Back at the day job, we have your usual PHP code base that runs a lot of the business and we needed an upgrade from 5 to 7. Business involves a variety of small to large services plus different one-time projects that may require maintenance. So, upgrading had to be a gradual process of isolating a domain that could be upgraded, making/testing changes and benchmarking PHP performance. I've already written about a specific challenge with database encoding that was probably the most difficult and time-consuming to overcome. You can read all about it here. This time, I'm looking back with a more general look on managing different PHP versions with cPanel's MultiPHP approach. MultiPHP edits .htaccess files and maintains different php.ini configurations, making it seem easy to jump between versions with just a few clicks. As one might expect, things are never so simple. Here's what I learned:

1) Be Warned

Starting with the more obvious one, the history of PHP moving forward is one that goes from seeing you shoot yourself in the foot and showering you with guns to tapping you on the shoulder and letting you know what you might be aiming at. For years, PHP has let you push code with potential problems that later on may explode in ways that are hard to pin down. With newer versions, PHP becomes more strict, so the easiest first step when considering an upgrade is to turn up your errors. Let those warnings all come out so you can investigate any type mismatches or assumptions that are unsafe to rely on. This already makes your code more resilient even before upgrading.

2) I Am Root

Onto a more practical matter, MultiPHP does nothing about your cron jobs, so you need to manually configure them to call on a specific php bin like /opt/cpanel/ea-php73/root/usr/bin/php instead of just php.
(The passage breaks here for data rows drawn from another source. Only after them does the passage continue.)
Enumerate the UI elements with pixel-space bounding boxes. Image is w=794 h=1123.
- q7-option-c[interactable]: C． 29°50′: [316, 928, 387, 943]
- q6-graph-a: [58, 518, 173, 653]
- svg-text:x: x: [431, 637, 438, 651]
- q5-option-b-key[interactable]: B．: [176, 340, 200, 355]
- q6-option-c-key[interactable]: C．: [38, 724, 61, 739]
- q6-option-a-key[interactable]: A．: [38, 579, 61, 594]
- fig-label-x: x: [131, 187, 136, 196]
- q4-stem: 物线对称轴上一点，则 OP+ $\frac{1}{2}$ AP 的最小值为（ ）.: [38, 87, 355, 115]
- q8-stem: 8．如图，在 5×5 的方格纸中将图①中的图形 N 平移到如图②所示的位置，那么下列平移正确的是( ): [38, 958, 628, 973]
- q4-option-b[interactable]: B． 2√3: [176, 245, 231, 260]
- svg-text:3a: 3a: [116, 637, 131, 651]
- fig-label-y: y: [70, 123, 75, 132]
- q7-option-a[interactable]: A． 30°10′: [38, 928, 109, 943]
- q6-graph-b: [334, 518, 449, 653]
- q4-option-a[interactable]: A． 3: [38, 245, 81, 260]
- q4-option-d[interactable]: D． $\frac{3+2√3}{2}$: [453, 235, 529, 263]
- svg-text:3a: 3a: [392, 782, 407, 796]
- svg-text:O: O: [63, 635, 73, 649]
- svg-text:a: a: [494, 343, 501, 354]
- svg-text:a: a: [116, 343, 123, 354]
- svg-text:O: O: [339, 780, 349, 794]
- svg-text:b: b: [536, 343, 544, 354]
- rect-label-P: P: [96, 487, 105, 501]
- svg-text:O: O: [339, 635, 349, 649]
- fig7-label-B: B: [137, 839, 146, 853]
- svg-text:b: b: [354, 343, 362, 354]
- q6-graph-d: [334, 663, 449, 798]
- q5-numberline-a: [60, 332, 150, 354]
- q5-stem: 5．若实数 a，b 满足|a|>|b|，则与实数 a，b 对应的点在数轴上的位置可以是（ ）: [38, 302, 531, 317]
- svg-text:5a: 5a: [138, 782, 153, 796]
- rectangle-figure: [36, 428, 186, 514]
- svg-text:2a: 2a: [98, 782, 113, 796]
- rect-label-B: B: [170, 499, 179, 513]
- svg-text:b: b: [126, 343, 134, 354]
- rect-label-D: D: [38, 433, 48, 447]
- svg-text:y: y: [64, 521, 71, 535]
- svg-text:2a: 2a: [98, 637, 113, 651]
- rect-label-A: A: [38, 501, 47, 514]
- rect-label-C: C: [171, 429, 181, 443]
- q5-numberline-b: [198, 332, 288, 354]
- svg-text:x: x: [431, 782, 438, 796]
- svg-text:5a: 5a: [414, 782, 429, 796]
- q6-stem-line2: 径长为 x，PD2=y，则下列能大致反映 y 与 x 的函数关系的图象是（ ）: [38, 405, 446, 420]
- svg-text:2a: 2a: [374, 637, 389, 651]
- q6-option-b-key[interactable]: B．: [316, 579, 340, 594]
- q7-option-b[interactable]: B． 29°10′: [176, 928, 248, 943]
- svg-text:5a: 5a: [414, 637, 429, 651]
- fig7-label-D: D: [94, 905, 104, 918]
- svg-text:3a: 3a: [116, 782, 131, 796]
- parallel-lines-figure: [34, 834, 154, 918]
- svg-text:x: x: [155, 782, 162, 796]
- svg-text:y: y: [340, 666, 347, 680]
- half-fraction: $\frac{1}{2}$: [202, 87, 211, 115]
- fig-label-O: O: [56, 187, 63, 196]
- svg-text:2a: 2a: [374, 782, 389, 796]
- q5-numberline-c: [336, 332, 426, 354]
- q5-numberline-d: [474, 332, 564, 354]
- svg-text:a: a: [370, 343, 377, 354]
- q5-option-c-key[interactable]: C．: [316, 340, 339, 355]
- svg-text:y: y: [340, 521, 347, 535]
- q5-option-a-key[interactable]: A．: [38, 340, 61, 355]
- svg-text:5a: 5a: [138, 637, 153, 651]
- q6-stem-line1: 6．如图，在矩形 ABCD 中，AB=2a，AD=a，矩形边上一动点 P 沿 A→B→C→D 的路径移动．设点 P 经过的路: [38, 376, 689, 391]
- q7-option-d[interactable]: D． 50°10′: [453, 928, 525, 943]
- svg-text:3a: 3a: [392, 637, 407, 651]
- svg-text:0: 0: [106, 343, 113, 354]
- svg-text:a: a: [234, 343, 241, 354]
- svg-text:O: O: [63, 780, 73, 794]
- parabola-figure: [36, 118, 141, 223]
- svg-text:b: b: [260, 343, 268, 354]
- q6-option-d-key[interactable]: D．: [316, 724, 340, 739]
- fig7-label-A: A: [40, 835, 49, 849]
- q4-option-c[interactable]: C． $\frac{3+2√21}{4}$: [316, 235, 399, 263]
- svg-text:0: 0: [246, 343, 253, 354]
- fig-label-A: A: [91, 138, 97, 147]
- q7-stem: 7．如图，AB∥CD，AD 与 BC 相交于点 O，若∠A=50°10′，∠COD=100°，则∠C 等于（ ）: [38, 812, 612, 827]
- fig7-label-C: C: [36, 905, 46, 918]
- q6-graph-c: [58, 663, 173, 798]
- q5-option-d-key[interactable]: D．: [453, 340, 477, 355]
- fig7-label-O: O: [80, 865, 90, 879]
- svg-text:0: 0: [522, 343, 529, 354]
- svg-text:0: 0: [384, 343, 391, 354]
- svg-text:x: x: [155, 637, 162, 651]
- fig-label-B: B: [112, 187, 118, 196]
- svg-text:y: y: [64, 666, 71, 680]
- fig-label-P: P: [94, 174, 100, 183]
However, as you do so, you will find out that the default working directory will be the root of your home and not the folder where your .php file resides. This may have lots of unexpected consequences if you're relying on relative paths. You should probably change those to absolute, but for simple scripts you can get away with simply adding something like chdir(dirname(__FILE__)) to maintain the same behavior.

3) Runs In the Family

If cPanel is just another tool that you use while still setting up your own folders in your server, eventually MultiPHP is lying to you when it says you are assigning some version to a specific domain. What it does do is write in an .htaccess file at the root folder of that domain, which means that anything you have under it will be affected by that configuration, even if being called from a different domain. This normally shouldn't be a problem as some projects you might want to isolate probably have nothing to do inside the directory structure of another domain.

4) Apples to Apples

I've been using artillery.io to benchmark web applications, so I also wrote a few tests to monitor possible differences in performance with the upgrade from 5 to 7. If you try this after applying a default upgrade to some domain, you might be surprised to see much worse performance. What's happening really is that the new php.ini is probably not allowing each process to have as much memory. You need to check whatever variables are relevant (like memory_limit) and manually match each one so that both versions are indeed running under the same conditions. Depending on your workloads, version 7 should indeed perform better than 5. In my case, the tests that matched our use cases were very much dependent on database performance, so the difference in speed was not considerable.

With PHP being used by about 80% of all websites with a known server-side programming language, I hope these few tips may still be of use, specially for people upgrading out of 5, which is still a considerable percentage of installations. Thank you for reading and I wish you all the best if you are working on one of these legacy code bases.